Antara · Selasa, 27 April 2021 - 18:05:00 WIB
Sakit Perut, ABK Asal Rusia Dievakuasi di Aceh
Tim SAR mengevakuasi warga negara Rusia dari kapal tanker di Pelabuhan Ulee Lheue, Banda Aceh, Selasa (27/4/2021). Foto: Antara

BANDA ACEH, iNews.id - Seorang anak buah kapal (ABK) berwarganegara Rusia, Alexander Melnik (32) harus dievakuasi dari Kapal Tanker MT Hulda Mearsk berbendara Denmark, di Selat Benggala, Pulau Weh, Kota Sabang, Kabupaten Aceh Besar.

Kepala Seksi Operasi Kantor Pencarian dan Pertolongan Banda Aceh, Adah Sudarsa, mengatakan, Melnik mengalami rasa sakit pada perut bagian kanan, ketika Kapal Tanker MT Hulda Mearsk tengah menuju Terusan Suez dari Port Klang, Malaysia.
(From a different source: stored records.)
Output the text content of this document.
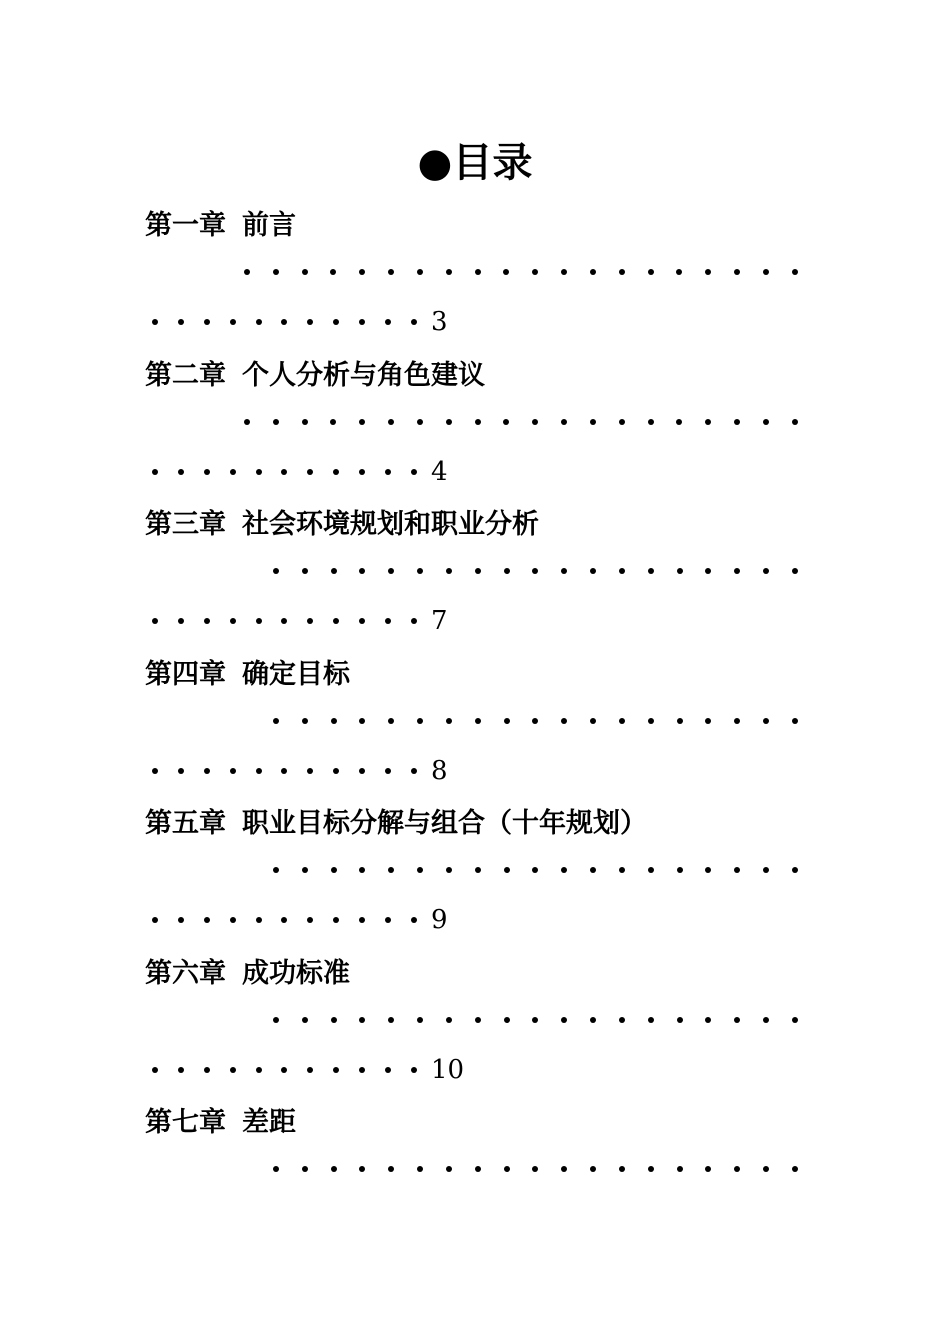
●目录
第一章 前言
3
第二章 个人分析与角色建议
4
第三章 社会环境规划和职业分析
7
第四章 确定目标
8
第五章 职业目标分解与组合（十年规划）
9
第六章 成功标准
10
第七章 差距
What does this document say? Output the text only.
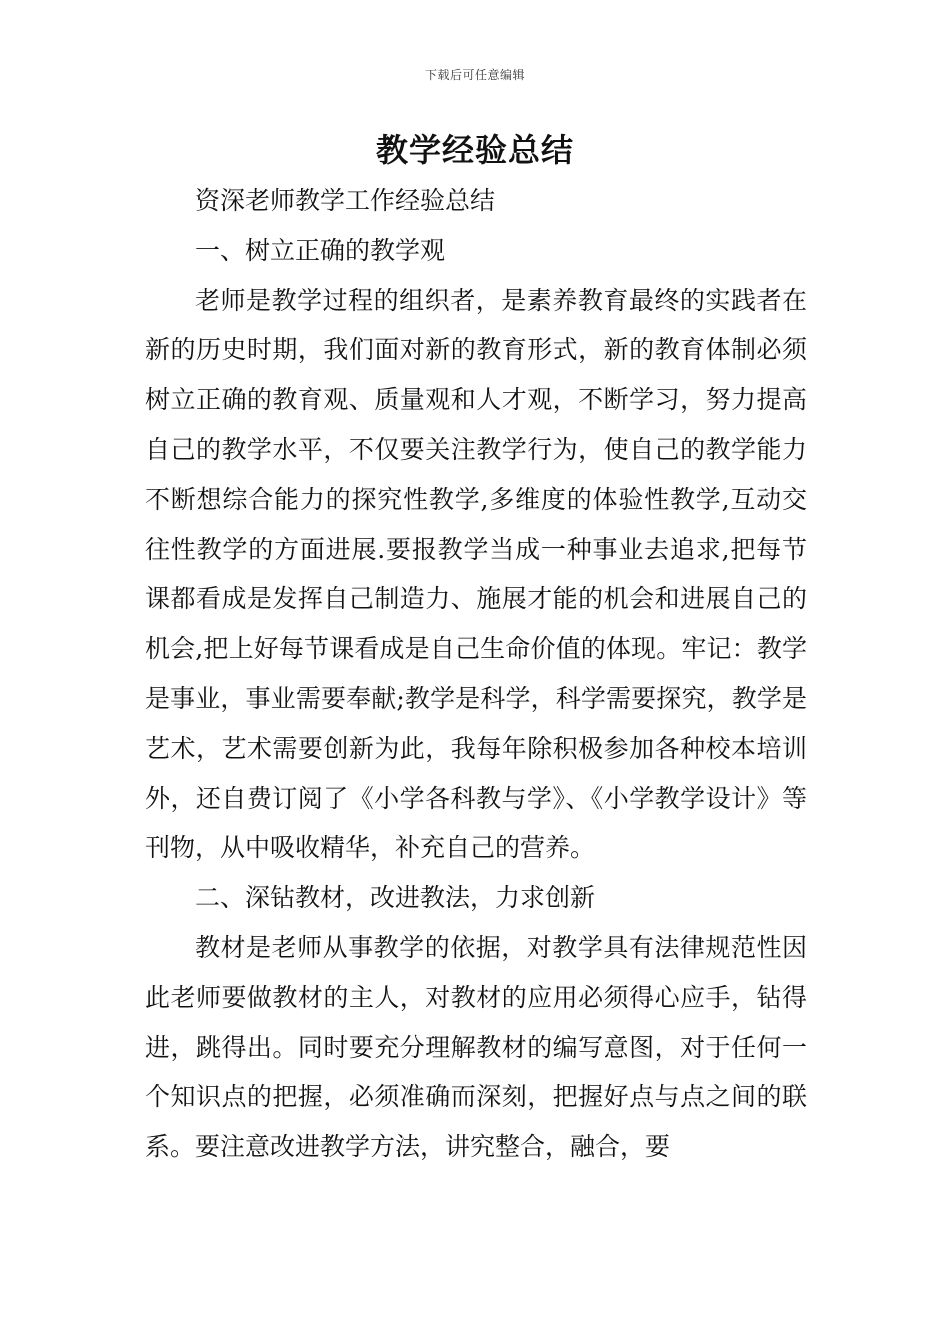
下载后可任意编辑
教学经验总结

资深老师教学工作经验总结

一、树立正确的教学观

老师是教学过程的组织者，是素养教育最终的实践者在新的历史时期，我们面对新的教育形式，新的教育体制必须树立正确的教育观、质量观和人才观，不断学习，努力提高自己的教学水平，不仅要关注教学行为，使自己的教学能力不断想综合能力的探究性教学,多维度的体验性教学,互动交往性教学的方面进展.要报教学当成一种事业去追求,把每节课都看成是发挥自己制造力、施展才能的机会和进展自己的机会,把上好每节课看成是自己生命价值的体现。牢记：教学是事业，事业需要奉献;教学是科学，科学需要探究，教学是艺术，艺术需要创新为此，我每年除积极参加各种校本培训外，还自费订阅了《小学各科教与学》、《小学教学设计》等刊物，从中吸收精华，补充自己的营养。

二、深钻教材，改进教法，力求创新

教材是老师从事教学的依据，对教学具有法律规范性因此老师要做教材的主人，对教材的应用必须得心应手，钻得进，跳得出。同时要充分理解教材的编写意图，对于任何一个知识点的把握，必须准确而深刻，把握好点与点之间的联系。要注意改进教学方法，讲究整合，融合，要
"Tim SAR yang melakukan evakuasi menggunakan alat pelindung diri lengkap guna mencegah penularan dan penyebaran Covid-19. Sebelum dievakuasi, yang bersangkutan menjalani pemeriksaan kesehatan," kata Adah Sudarsa, di Banda Aceh, Selasa (27/4/2021).

Evakuasi berlangsung di Selat Benggala, di perairan antara Pulau Weh, Kota Sabang dengan Kepulauan Pulo Aceh, Kabupaten Aceh Besar. Evakuasi menggunakan dua perahu karet jenis RIB dari Pelabuhan Ulee Lheue

Adah Sudarsa menjelaskan, pihaknya mengevakuasi Melnik setelah menerima informasi dari kapten kapal MT Hulda Mearsk via surat elektronik yang menyebutkan seorang anak buah kapal sakit dan membutuhkan perawatan medis.

"Dari informasi tersebut, Kantor Pencarian dan Pertolongan Banda Aceh menggelar operasi SAR yang melibatkan berbagai pihak terkait. Korban berhasil dievakuasi dan dibawa ke rumah sakit di Banda Aceh," ujarnya.

Koordinator Wilayah Kerja Pelabuhan Ulee Lheue-Lhoknga Kantor Kesehatan Pelabuhan Kelas III Banda Aceh Fery Irawan mengatakan WN Rusia tersebut diwajibkan menjalani pemeriksaan kesehatan sebelum diturunkan dari kapal MT Hulda Mearsk.

"Dari hasil pemeriksaan dilakukan, tidak ditemukan penyakit menular dari WN Rusia tersebut. Suhu tubuhnya normal dan hanya sakit di bagian perut, sehingga diperbolehkan dievakuasi," kata dia.